CHRR leader Michael Kaiyatsa said the alliance aims to clean up the corruption mess in the country which has left Malawians impoverished as resources were only enjoyed by the corrupt few at the expense of the majority poor.
He said: “We have seen arrests before, but nothing happened. So we are saying, when you arrest them, conclude the cases, and the money or property stolen should be given back to Malawians. We don’t want rhetoric anymore, we are tired of it.
“So, we want to use social and traditional media as much as possible. We will have a media campaign urging Malawians on the need for those that have taken our money to pay back. This will be a sustained campaign, and if we see that nothing is happening, that cases keep on dragging, we will mobilise people to demonstrate.”
On his part, Charles Kajoloweka of YAS suggested the need to establish a Financial Crimes Court to specifically handle corruption cases.
“We are also proposing that a commission of inquiry be set up to establish how much as a country we have lost to corruption over the past few years, and what we need to do. The special court will help expedite corruption cases,” he said.
The alliance chairperson Moses Mkandawire, who heads Church and Society, said Malawi needs to re-evaluate and address issues of management and disposal of seized and confiscated assets.
He said: “We also need to look at the legal framework governing the administration of seized and confiscated assets, planning parametres on the management of seized assets and control measures.
“This should unpack issues around independent auditors that may address the certification of financial records, including designation of a competent national authority responsible for all aspects of the custody and management of seized assets.”
Meanwhile, Information Minister Gospel Kazako has said the sanitisation process in government has already started.
He said in an interview yesterday: “There is a process of trying to check who the suspects are, so let’s wait and see what the police and courts can do.
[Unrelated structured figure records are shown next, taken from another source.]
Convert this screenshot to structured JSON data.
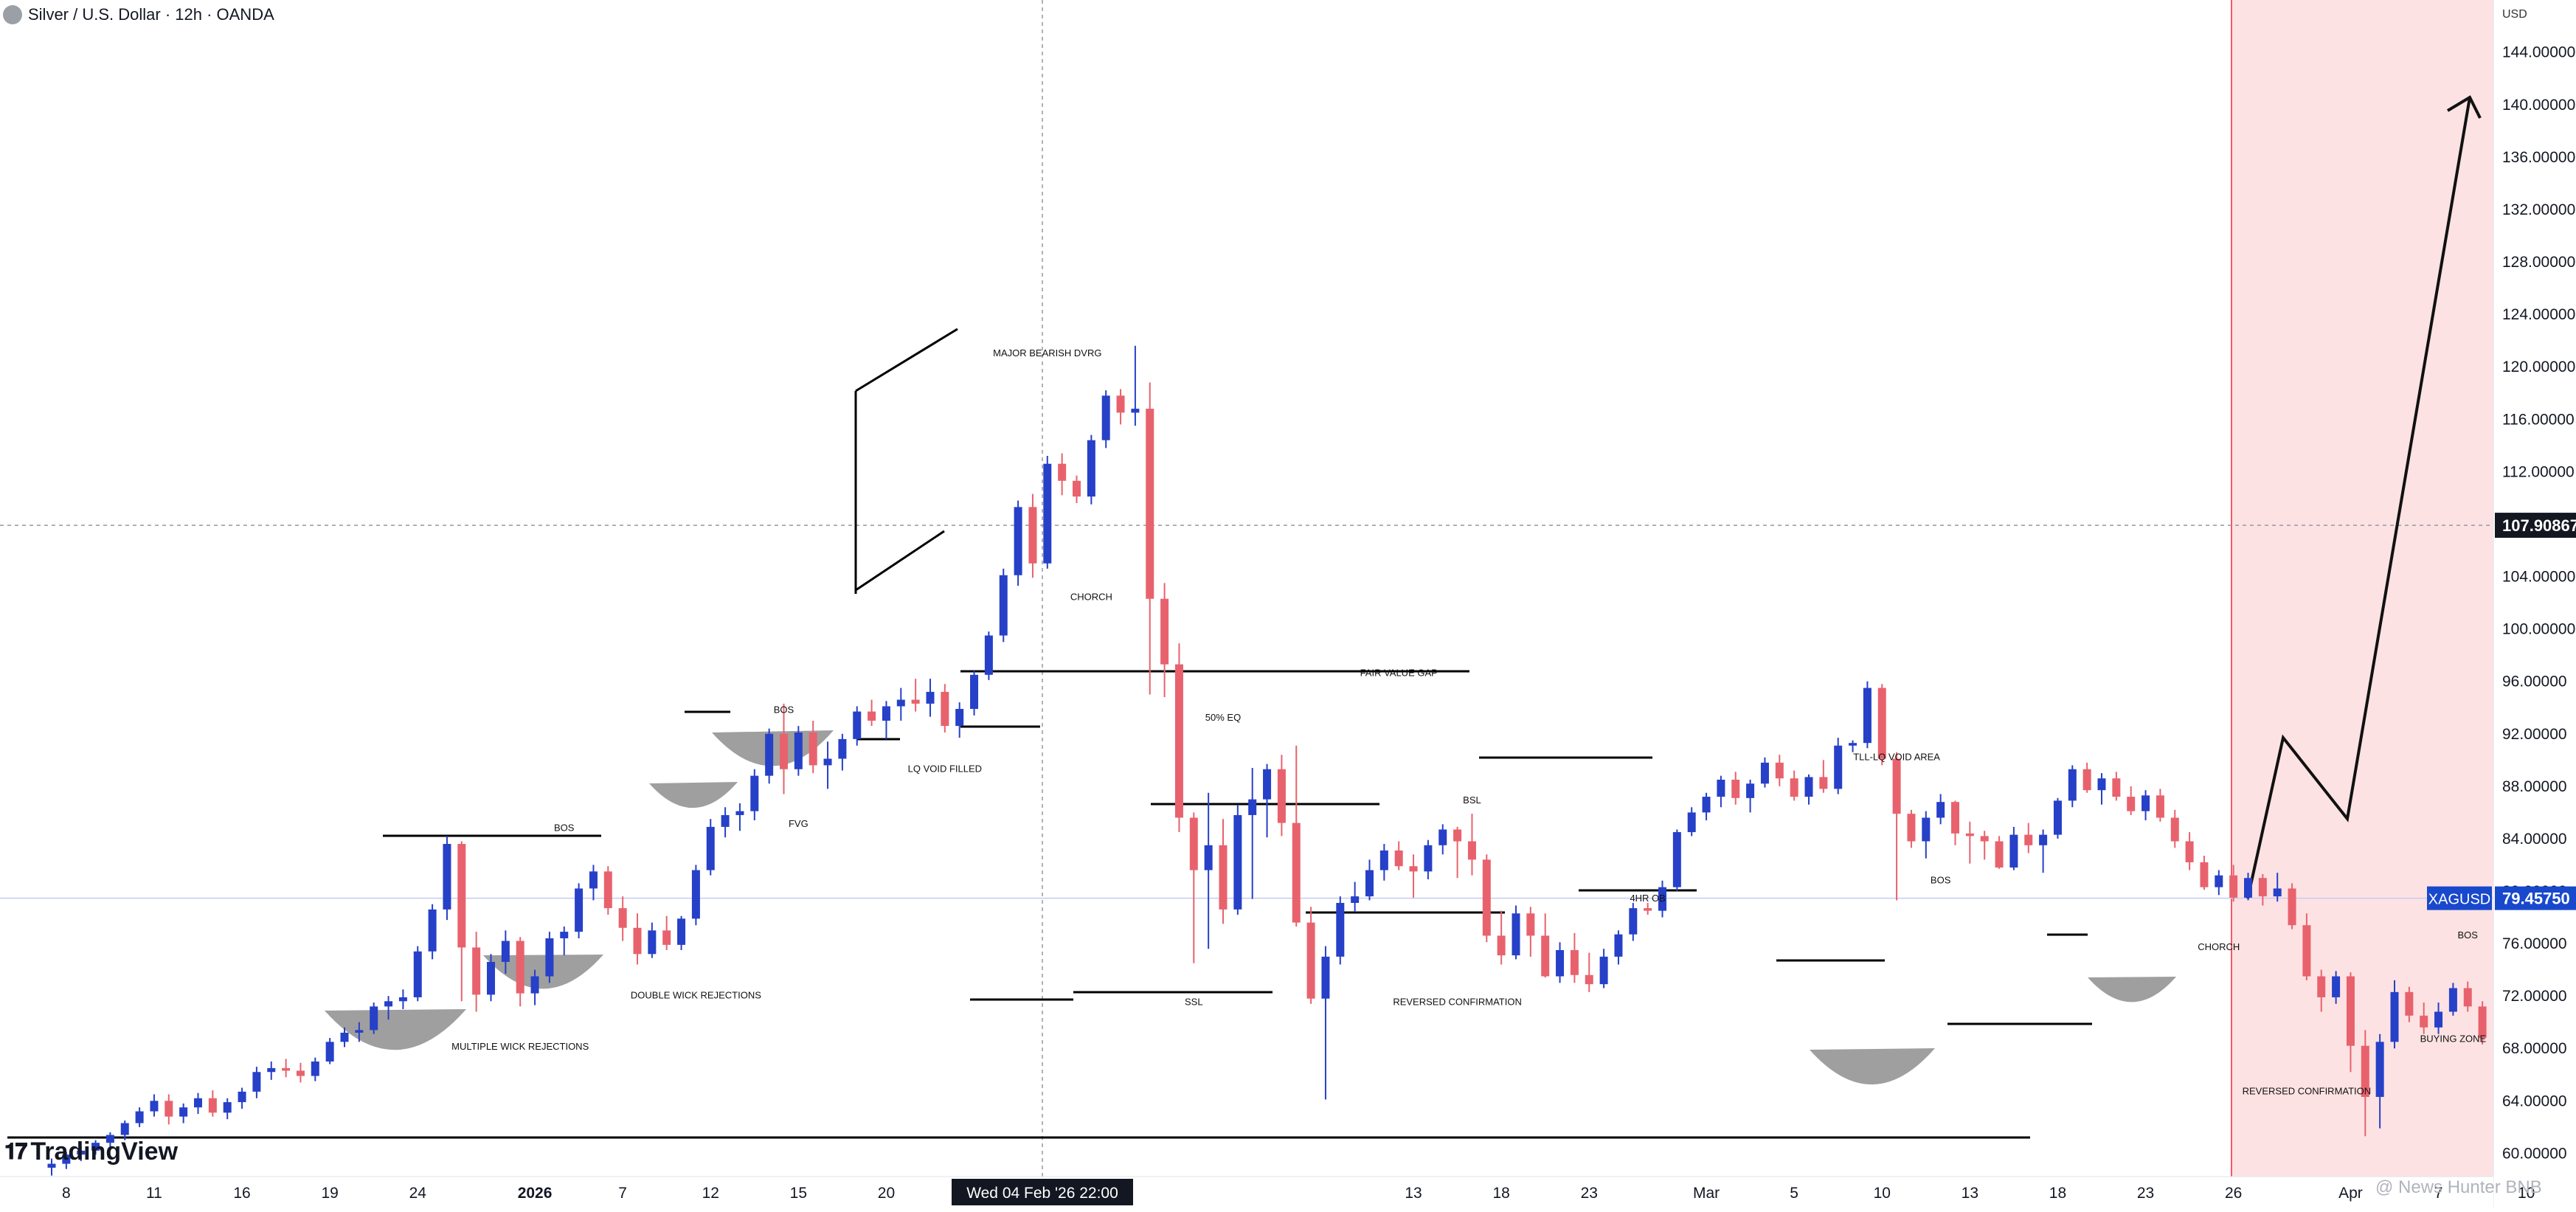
{
  "header": {
    "symbol_title": "Silver / U.S. Dollar · 12h · OANDA"
  },
  "watermark": {
    "brand": "TradingView",
    "credit": "@ News Hunter BNB"
  },
  "colors": {
    "bull": "#2640c8",
    "bear": "#e8626d",
    "zone_fill": "#fde2e3",
    "zone_edge": "#f05a66",
    "price_label_bg": "#1848cc",
    "crosshair_label_bg": "#131722",
    "shade": "#8e8e8e",
    "annotation": "#000000"
  },
  "chart_data": {
    "type": "candlestick",
    "title": "Silver / U.S. Dollar · 12h · OANDA",
    "currency_label": "USD",
    "symbol": "XAGUSD",
    "last_price": "79.45750",
    "crosshair_price": "107.90867",
    "crosshair_time": "Wed 04 Feb '26   22:00",
    "ylim": [
      57.5,
      147.0
    ],
    "y_ticks": [
      "144.00000",
      "140.00000",
      "136.00000",
      "132.00000",
      "128.00000",
      "124.00000",
      "120.00000",
      "116.00000",
      "112.00000",
      "108.00000",
      "104.00000",
      "100.00000",
      "96.00000",
      "92.00000",
      "88.00000",
      "84.00000",
      "80.00000",
      "76.00000",
      "72.00000",
      "68.00000",
      "64.00000",
      "60.00000"
    ],
    "x_ticks": [
      {
        "label": "8",
        "idx": 1
      },
      {
        "label": "11",
        "idx": 7
      },
      {
        "label": "16",
        "idx": 13
      },
      {
        "label": "19",
        "idx": 19
      },
      {
        "label": "24",
        "idx": 25
      },
      {
        "label": "2026",
        "idx": 33,
        "bold": true
      },
      {
        "label": "7",
        "idx": 39
      },
      {
        "label": "12",
        "idx": 45
      },
      {
        "label": "15",
        "idx": 51
      },
      {
        "label": "20",
        "idx": 57
      },
      {
        "label": "23",
        "idx": 63
      },
      {
        "label": "13",
        "idx": 93
      },
      {
        "label": "18",
        "idx": 99
      },
      {
        "label": "23",
        "idx": 105
      },
      {
        "label": "Mar",
        "idx": 113
      },
      {
        "label": "5",
        "idx": 119
      },
      {
        "label": "10",
        "idx": 125
      },
      {
        "label": "13",
        "idx": 131
      },
      {
        "label": "18",
        "idx": 137
      },
      {
        "label": "23",
        "idx": 143
      },
      {
        "label": "26",
        "idx": 149
      },
      {
        "label": "Apr",
        "idx": 157
      },
      {
        "label": "7",
        "idx": 163
      },
      {
        "label": "10",
        "idx": 169
      }
    ],
    "candles_ohlc": [
      [
        58.9,
        59.6,
        58.3,
        59.2
      ],
      [
        59.2,
        60.1,
        58.8,
        59.9
      ],
      [
        59.9,
        60.5,
        59.4,
        60.2
      ],
      [
        60.2,
        61.0,
        59.9,
        60.8
      ],
      [
        60.8,
        61.6,
        60.3,
        61.4
      ],
      [
        61.4,
        62.5,
        61.0,
        62.3
      ],
      [
        62.3,
        63.5,
        62.0,
        63.2
      ],
      [
        63.2,
        64.5,
        62.8,
        64.0
      ],
      [
        64.0,
        64.5,
        62.2,
        62.8
      ],
      [
        62.8,
        63.8,
        62.3,
        63.5
      ],
      [
        63.5,
        64.6,
        63.0,
        64.2
      ],
      [
        64.2,
        64.8,
        62.8,
        63.1
      ],
      [
        63.1,
        64.2,
        62.6,
        63.9
      ],
      [
        63.9,
        65.0,
        63.4,
        64.7
      ],
      [
        64.7,
        66.6,
        64.2,
        66.2
      ],
      [
        66.2,
        67.0,
        65.6,
        66.5
      ],
      [
        66.5,
        67.2,
        65.8,
        66.3
      ],
      [
        66.3,
        66.9,
        65.4,
        65.9
      ],
      [
        65.9,
        67.3,
        65.5,
        67.0
      ],
      [
        67.0,
        68.8,
        66.8,
        68.5
      ],
      [
        68.5,
        69.6,
        68.1,
        69.2
      ],
      [
        69.2,
        70.0,
        68.5,
        69.4
      ],
      [
        69.4,
        71.5,
        69.1,
        71.2
      ],
      [
        71.2,
        72.0,
        70.2,
        71.6
      ],
      [
        71.6,
        72.5,
        71.0,
        71.9
      ],
      [
        71.9,
        75.8,
        71.6,
        75.4
      ],
      [
        75.4,
        79.0,
        74.8,
        78.6
      ],
      [
        78.6,
        84.2,
        77.8,
        83.6
      ],
      [
        83.6,
        83.8,
        71.6,
        75.7
      ],
      [
        75.7,
        76.9,
        70.8,
        72.1
      ],
      [
        72.1,
        75.2,
        71.6,
        74.6
      ],
      [
        74.6,
        77.0,
        73.7,
        76.2
      ],
      [
        76.2,
        76.5,
        71.2,
        72.2
      ],
      [
        72.2,
        74.0,
        71.3,
        73.5
      ],
      [
        73.5,
        76.9,
        73.0,
        76.4
      ],
      [
        76.4,
        77.3,
        75.1,
        76.9
      ],
      [
        76.9,
        80.6,
        76.4,
        80.2
      ],
      [
        80.2,
        82.0,
        79.3,
        81.5
      ],
      [
        81.5,
        81.9,
        78.2,
        78.7
      ],
      [
        78.7,
        79.6,
        76.2,
        77.2
      ],
      [
        77.2,
        78.3,
        74.4,
        75.2
      ],
      [
        75.2,
        77.6,
        74.9,
        77.0
      ],
      [
        77.0,
        78.1,
        75.5,
        75.9
      ],
      [
        75.9,
        78.1,
        75.5,
        77.9
      ],
      [
        77.9,
        82.0,
        77.4,
        81.6
      ],
      [
        81.6,
        85.5,
        81.2,
        84.9
      ],
      [
        84.9,
        86.4,
        84.1,
        85.8
      ],
      [
        85.8,
        86.7,
        84.6,
        86.1
      ],
      [
        86.1,
        89.3,
        85.4,
        88.8
      ],
      [
        88.8,
        92.4,
        88.2,
        92.0
      ],
      [
        92.0,
        94.3,
        87.4,
        89.3
      ],
      [
        89.3,
        92.6,
        88.8,
        92.1
      ],
      [
        92.1,
        93.0,
        89.0,
        89.6
      ],
      [
        89.6,
        91.4,
        87.8,
        90.1
      ],
      [
        90.1,
        92.0,
        89.2,
        91.6
      ],
      [
        91.6,
        94.1,
        91.1,
        93.7
      ],
      [
        93.7,
        94.6,
        92.6,
        93.0
      ],
      [
        93.0,
        94.5,
        91.6,
        94.1
      ],
      [
        94.1,
        95.5,
        93.0,
        94.6
      ],
      [
        94.6,
        96.2,
        93.7,
        94.3
      ],
      [
        94.3,
        96.2,
        93.3,
        95.2
      ],
      [
        95.2,
        95.8,
        92.1,
        92.6
      ],
      [
        92.6,
        94.4,
        91.7,
        93.9
      ],
      [
        93.9,
        96.8,
        93.4,
        96.5
      ],
      [
        96.5,
        99.8,
        96.1,
        99.5
      ],
      [
        99.5,
        104.6,
        99.0,
        104.1
      ],
      [
        104.1,
        109.8,
        103.3,
        109.3
      ],
      [
        109.3,
        110.3,
        103.9,
        105.0
      ],
      [
        105.0,
        113.2,
        104.6,
        112.6
      ],
      [
        112.6,
        113.4,
        110.2,
        111.3
      ],
      [
        111.3,
        111.7,
        109.6,
        110.1
      ],
      [
        110.1,
        114.8,
        109.5,
        114.4
      ],
      [
        114.4,
        118.2,
        113.8,
        117.8
      ],
      [
        117.8,
        118.3,
        115.6,
        116.5
      ],
      [
        116.5,
        121.6,
        115.5,
        116.8
      ],
      [
        116.8,
        118.8,
        95.0,
        102.3
      ],
      [
        102.3,
        103.5,
        94.8,
        97.3
      ],
      [
        97.3,
        98.9,
        84.5,
        85.6
      ],
      [
        85.6,
        86.0,
        74.5,
        81.6
      ],
      [
        81.6,
        87.5,
        75.6,
        83.5
      ],
      [
        83.5,
        85.5,
        77.5,
        78.6
      ],
      [
        78.6,
        86.6,
        78.2,
        85.8
      ],
      [
        85.8,
        89.4,
        79.4,
        87.0
      ],
      [
        87.0,
        89.7,
        84.1,
        89.3
      ],
      [
        89.3,
        90.4,
        84.2,
        85.2
      ],
      [
        85.2,
        91.1,
        77.3,
        77.6
      ],
      [
        77.6,
        78.8,
        71.4,
        71.8
      ],
      [
        71.8,
        75.8,
        64.1,
        75.0
      ],
      [
        75.0,
        79.6,
        74.4,
        79.1
      ],
      [
        79.1,
        80.7,
        78.4,
        79.6
      ],
      [
        79.6,
        82.4,
        79.3,
        81.6
      ],
      [
        81.6,
        83.6,
        80.8,
        83.1
      ],
      [
        83.1,
        83.8,
        81.6,
        81.9
      ],
      [
        81.9,
        82.8,
        79.5,
        81.5
      ],
      [
        81.5,
        83.9,
        80.9,
        83.5
      ],
      [
        83.5,
        85.1,
        82.8,
        84.7
      ],
      [
        84.7,
        84.9,
        81.0,
        83.8
      ],
      [
        83.8,
        85.9,
        81.2,
        82.4
      ],
      [
        82.4,
        82.8,
        76.1,
        76.6
      ],
      [
        76.6,
        78.5,
        74.4,
        75.1
      ],
      [
        75.1,
        78.9,
        74.8,
        78.3
      ],
      [
        78.3,
        78.8,
        75.0,
        76.6
      ],
      [
        76.6,
        78.3,
        73.4,
        73.5
      ],
      [
        73.5,
        76.1,
        73.0,
        75.5
      ],
      [
        75.5,
        76.8,
        73.0,
        73.6
      ],
      [
        73.6,
        75.3,
        72.3,
        72.9
      ],
      [
        72.9,
        75.6,
        72.6,
        75.0
      ],
      [
        75.0,
        77.0,
        74.4,
        76.7
      ],
      [
        76.7,
        79.1,
        76.2,
        78.7
      ],
      [
        78.7,
        79.1,
        78.2,
        78.5
      ],
      [
        78.5,
        80.8,
        78.0,
        80.3
      ],
      [
        80.3,
        84.7,
        80.0,
        84.5
      ],
      [
        84.5,
        86.4,
        84.2,
        86.0
      ],
      [
        86.0,
        87.5,
        85.4,
        87.2
      ],
      [
        87.2,
        88.8,
        86.4,
        88.5
      ],
      [
        88.5,
        89.1,
        86.6,
        87.1
      ],
      [
        87.1,
        88.5,
        86.0,
        88.2
      ],
      [
        88.2,
        90.2,
        87.9,
        89.8
      ],
      [
        89.8,
        90.4,
        88.0,
        88.6
      ],
      [
        88.6,
        89.2,
        86.9,
        87.2
      ],
      [
        87.2,
        88.9,
        86.6,
        88.7
      ],
      [
        88.7,
        90.0,
        87.5,
        87.8
      ],
      [
        87.8,
        91.7,
        87.4,
        91.1
      ],
      [
        91.1,
        91.5,
        90.6,
        91.3
      ],
      [
        91.3,
        96.0,
        90.9,
        95.5
      ],
      [
        95.5,
        95.8,
        89.6,
        90.1
      ],
      [
        90.1,
        90.6,
        79.3,
        85.9
      ],
      [
        85.9,
        86.2,
        83.3,
        83.8
      ],
      [
        83.8,
        86.1,
        82.5,
        85.6
      ],
      [
        85.6,
        87.4,
        85.1,
        86.8
      ],
      [
        86.8,
        86.9,
        83.5,
        84.4
      ],
      [
        84.4,
        85.3,
        82.1,
        84.2
      ],
      [
        84.2,
        84.6,
        82.4,
        83.8
      ],
      [
        83.8,
        84.2,
        81.7,
        81.8
      ],
      [
        81.8,
        84.9,
        81.6,
        84.3
      ],
      [
        84.3,
        85.2,
        82.9,
        83.5
      ],
      [
        83.5,
        84.7,
        81.4,
        84.3
      ],
      [
        84.3,
        87.1,
        84.0,
        86.9
      ],
      [
        86.9,
        89.6,
        86.4,
        89.3
      ],
      [
        89.3,
        89.8,
        87.5,
        87.7
      ],
      [
        87.7,
        89.0,
        86.6,
        88.6
      ],
      [
        88.6,
        89.1,
        86.9,
        87.2
      ],
      [
        87.2,
        88.0,
        85.8,
        86.1
      ],
      [
        86.1,
        87.7,
        85.4,
        87.3
      ],
      [
        87.3,
        87.8,
        85.3,
        85.6
      ],
      [
        85.6,
        86.2,
        83.3,
        83.8
      ],
      [
        83.8,
        84.5,
        81.6,
        82.2
      ],
      [
        82.2,
        82.7,
        80.1,
        80.3
      ],
      [
        80.3,
        81.6,
        79.7,
        81.2
      ],
      [
        81.2,
        82.0,
        79.2,
        79.5
      ],
      [
        79.5,
        81.4,
        79.3,
        81.0
      ],
      [
        81.0,
        81.3,
        78.9,
        79.6
      ],
      [
        79.6,
        81.4,
        79.2,
        80.2
      ],
      [
        80.2,
        80.6,
        77.1,
        77.4
      ],
      [
        77.4,
        78.3,
        73.2,
        73.5
      ],
      [
        73.5,
        74.0,
        70.8,
        71.9
      ],
      [
        71.9,
        73.9,
        71.4,
        73.5
      ],
      [
        73.5,
        73.8,
        66.2,
        68.2
      ],
      [
        68.2,
        69.4,
        61.3,
        64.3
      ],
      [
        64.3,
        69.1,
        61.9,
        68.5
      ],
      [
        68.5,
        73.2,
        68.0,
        72.3
      ],
      [
        72.3,
        72.7,
        70.0,
        70.5
      ],
      [
        70.5,
        71.5,
        69.1,
        69.6
      ],
      [
        69.6,
        71.5,
        69.1,
        70.8
      ],
      [
        70.8,
        73.0,
        70.5,
        72.6
      ],
      [
        72.6,
        73.1,
        70.8,
        71.2
      ],
      [
        71.2,
        71.6,
        68.3,
        68.8
      ],
      [
        68.8,
        69.2,
        66.9,
        68.7
      ],
      [
        68.7,
        70.7,
        68.3,
        70.3
      ],
      [
        70.3,
        72.2,
        69.8,
        71.8
      ],
      [
        71.8,
        73.1,
        71.3,
        72.5
      ],
      [
        72.5,
        75.2,
        72.1,
        74.8
      ],
      [
        74.8,
        75.6,
        73.9,
        75.1
      ],
      [
        75.1,
        75.5,
        72.3,
        72.6
      ],
      [
        72.6,
        74.4,
        72.1,
        74.2
      ],
      [
        74.2,
        74.6,
        73.5,
        73.9
      ],
      [
        73.9,
        75.3,
        73.4,
        74.9
      ],
      [
        74.9,
        76.0,
        73.8,
        74.1
      ],
      [
        74.1,
        74.6,
        70.0,
        70.5
      ],
      [
        70.5,
        72.8,
        70.2,
        72.4
      ],
      [
        72.4,
        73.3,
        71.9,
        72.8
      ],
      [
        72.8,
        73.6,
        71.4,
        71.7
      ],
      [
        71.7,
        73.1,
        71.2,
        72.9
      ],
      [
        72.9,
        73.4,
        72.2,
        72.7
      ],
      [
        72.7,
        72.9,
        71.1,
        72.5
      ],
      [
        72.5,
        75.9,
        72.1,
        75.4
      ],
      [
        75.4,
        76.7,
        74.9,
        76.3
      ],
      [
        76.3,
        76.8,
        74.2,
        74.5
      ],
      [
        74.5,
        76.0,
        74.1,
        75.6
      ],
      [
        75.6,
        76.4,
        74.8,
        76.1
      ],
      [
        76.1,
        77.1,
        75.5,
        76.7
      ],
      [
        76.7,
        77.1,
        74.3,
        74.6
      ],
      [
        74.6,
        76.1,
        74.3,
        75.9
      ],
      [
        75.9,
        77.1,
        75.5,
        76.8
      ],
      [
        76.8,
        78.8,
        76.5,
        78.5
      ],
      [
        78.5,
        80.5,
        78.2,
        80.0
      ],
      [
        80.0,
        80.6,
        79.4,
        79.6
      ],
      [
        79.6,
        80.7,
        79.2,
        79.5
      ]
    ],
    "annotations": [
      {
        "text": "MAJOR BEARISH DVRG",
        "i": 68,
        "p": 120.8
      },
      {
        "text": "CHORCH",
        "i": 71,
        "p": 102.2
      },
      {
        "text": "BOS",
        "i": 50,
        "p": 93.6
      },
      {
        "text": "LQ VOID FILLED",
        "i": 61,
        "p": 89.1
      },
      {
        "text": "FVG",
        "i": 51,
        "p": 84.9
      },
      {
        "text": "BOS",
        "i": 35,
        "p": 84.6
      },
      {
        "text": "DOUBLE WICK REJECTIONS",
        "i": 44,
        "p": 71.8
      },
      {
        "text": "MULTIPLE WICK REJECTIONS",
        "i": 32,
        "p": 67.9
      },
      {
        "text": "FAIR VALUE GAP",
        "i": 92,
        "p": 96.4
      },
      {
        "text": "50% EQ",
        "i": 80,
        "p": 93.0
      },
      {
        "text": "BSL",
        "i": 97,
        "p": 86.7
      },
      {
        "text": "4HR OB",
        "i": 109,
        "p": 79.2
      },
      {
        "text": "SSL",
        "i": 78,
        "p": 71.3
      },
      {
        "text": "REVERSED CONFIRMATION",
        "i": 96,
        "p": 71.3
      },
      {
        "text": "TLL-LQ VOID AREA",
        "i": 126,
        "p": 90.0
      },
      {
        "text": "BOS",
        "i": 129,
        "p": 80.6
      },
      {
        "text": "CHORCH",
        "i": 148,
        "p": 75.5
      },
      {
        "text": "REVERSED CONFIRMATION",
        "i": 154,
        "p": 64.5
      },
      {
        "text": "BOS",
        "i": 165,
        "p": 76.4
      },
      {
        "text": "BUYING ZONE",
        "i": 164,
        "p": 68.5
      }
    ]
  }
}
But you can be assured that the sanitisation process is on.”
Democratic Progressive Party spokesperson Nicholas Dausi in a separate interview said the arrests of the party’s members were meant to break the spirit of the party.
He was commenting on the several arrests that the Fiscal police have made in past week, mainly involving DPP functionaries suspected of abusing public offices.
“We are not saying ACB should not investigate all those who committed crimes, but in just two weeks, it’s just too much! If they think these arrests will break our spirit, they are wrong. We are actually going back to the drawing board and will come back stronger,” he said.
Earlier, anti-corruption law expert Wesley Mwafulirwa suggested what he terms ‘Deep Democratisation Theory’ to empower citizens to check how those in power are amassing their wealth.
He also urged government not to stifle the work of the media and CSOs that keep it in check.
Said Mwafulirwa: “We want even those in government to be put on check. I would also love that we do some reforms like criminalising corporate corruption because at the moment, a company or corporation cannot be held criminally liable because under the Corrupt Practices Act, we only have that for money laundering.”
He also called for the need to formulate public litigation laws so that CSOs are flexed on the locus standi to easily follow up on some public offices that misuse public money.